Some default permissions are inherited and cannot be removed. You can override them by setting the role to a more restrictive level, but you cannot remove the identity entirely. For project-scoped feeds, the project valid users group always has at least Reader access.

4. Service Connection Not Working in Pipeline

Error:

The service connection 'package-feed-connection' could not be found or has not been authorized for use.

Service connections must be authorized for each pipeline that uses them. Navigate to Project Settings > Service Connections > [connection] > Security and add the pipeline or allow all pipelines. Also verify the connection's credentials have not expired.

5. Audit Logs Missing Package Events

Error: Package publishing events do not appear in the audit log.

Azure DevOps audit logging must be enabled at the organization level. Navigate to Organization Settings > Policies > Auditing and ensure it is turned on. Audit log retention is 90 days by default. Events may take up to 30 minutes to appear.

6. Cross-Project Feed Access Breaks After Permissions Change

Error: A pipeline in Project B can no longer restore packages from a feed in Project A.

Verify that the build service identity for Project B has Reader (or Collaborator) access on Project A's feed. When Azure DevOps updates security groups, cached permissions may take up to an hour to refresh. In the meantime, clearing the NuGet cache (dotnet nuget locals all --clear) can force re-authentication.

Best Practices

  1. Use $(System.AccessToken) in pipelines, not PATs. System access tokens are ephemeral, scoped, and cannot be extracted. PATs persist on disk, can be shared, and are a common attack vector.

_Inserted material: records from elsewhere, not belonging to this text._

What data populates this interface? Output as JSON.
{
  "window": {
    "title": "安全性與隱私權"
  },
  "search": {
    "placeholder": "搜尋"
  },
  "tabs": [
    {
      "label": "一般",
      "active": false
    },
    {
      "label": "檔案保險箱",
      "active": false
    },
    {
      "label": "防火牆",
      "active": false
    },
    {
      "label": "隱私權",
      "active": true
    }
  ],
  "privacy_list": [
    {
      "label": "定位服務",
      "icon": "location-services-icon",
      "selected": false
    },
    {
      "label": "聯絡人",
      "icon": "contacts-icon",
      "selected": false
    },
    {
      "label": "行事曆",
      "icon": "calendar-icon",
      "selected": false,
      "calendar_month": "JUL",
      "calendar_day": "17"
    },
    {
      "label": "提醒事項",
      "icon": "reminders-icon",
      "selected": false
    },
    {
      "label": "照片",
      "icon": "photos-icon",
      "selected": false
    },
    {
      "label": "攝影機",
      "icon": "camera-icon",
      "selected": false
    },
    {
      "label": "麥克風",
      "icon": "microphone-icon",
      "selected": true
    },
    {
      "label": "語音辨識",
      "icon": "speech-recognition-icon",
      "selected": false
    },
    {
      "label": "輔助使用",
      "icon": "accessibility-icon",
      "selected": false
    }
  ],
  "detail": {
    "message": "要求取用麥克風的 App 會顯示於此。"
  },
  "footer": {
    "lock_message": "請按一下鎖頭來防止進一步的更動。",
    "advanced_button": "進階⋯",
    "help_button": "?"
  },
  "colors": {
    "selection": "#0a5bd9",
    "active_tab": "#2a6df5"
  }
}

  2. Scope PATs to the minimum required permission. A PAT for restoring packages needs only Packaging (Read). A PAT for publishing needs Packaging (Read & Write). Never use Full Access tokens for feed operations.

  3. Set PAT expiration to 90 days maximum. Short-lived tokens reduce the window of exposure if a token is compromised. Combine with calendar reminders to rotate before expiration.

  4. Remove the default Contributor access for broad groups. On production feeds, remove [Project] Valid Users as Contributor and add only specific build service identities and teams that need publish access.

  5. Use security groups instead of individual users. Create Azure DevOps groups like "Package Publishers" and "Feed Administrators" and assign roles to groups. This scales better than managing individual user permissions.

  6. Audit feed permissions quarterly. Run the audit script or manually review permissions every quarter. Remove access for departed employees, decommissioned service accounts, and archived projects.

  7. Restrict feed Owner access to two or three administrators. Every Owner can change feed settings, modify permissions, and delete packages. Too many Owners increases the risk of accidental misconfiguration.

  8. Enable organization-level audit logging. Audit logs provide a trail for incident investigation. If a malicious package is published, audit logs tell you who published it, when, and from which IP address.

  9. Use service connections for cross-organization access. When consuming packages from feeds outside your organization, use service connections instead of PATs. Service connections are centrally managed, can be restricted to specific pipelines, and support approval workflows.

  10. Separate publish permissions from consume permissions. Most developers should have Reader access. Only build pipelines and package maintainers need Contributor access. This limits the blast radius if a developer's credentials are compromised.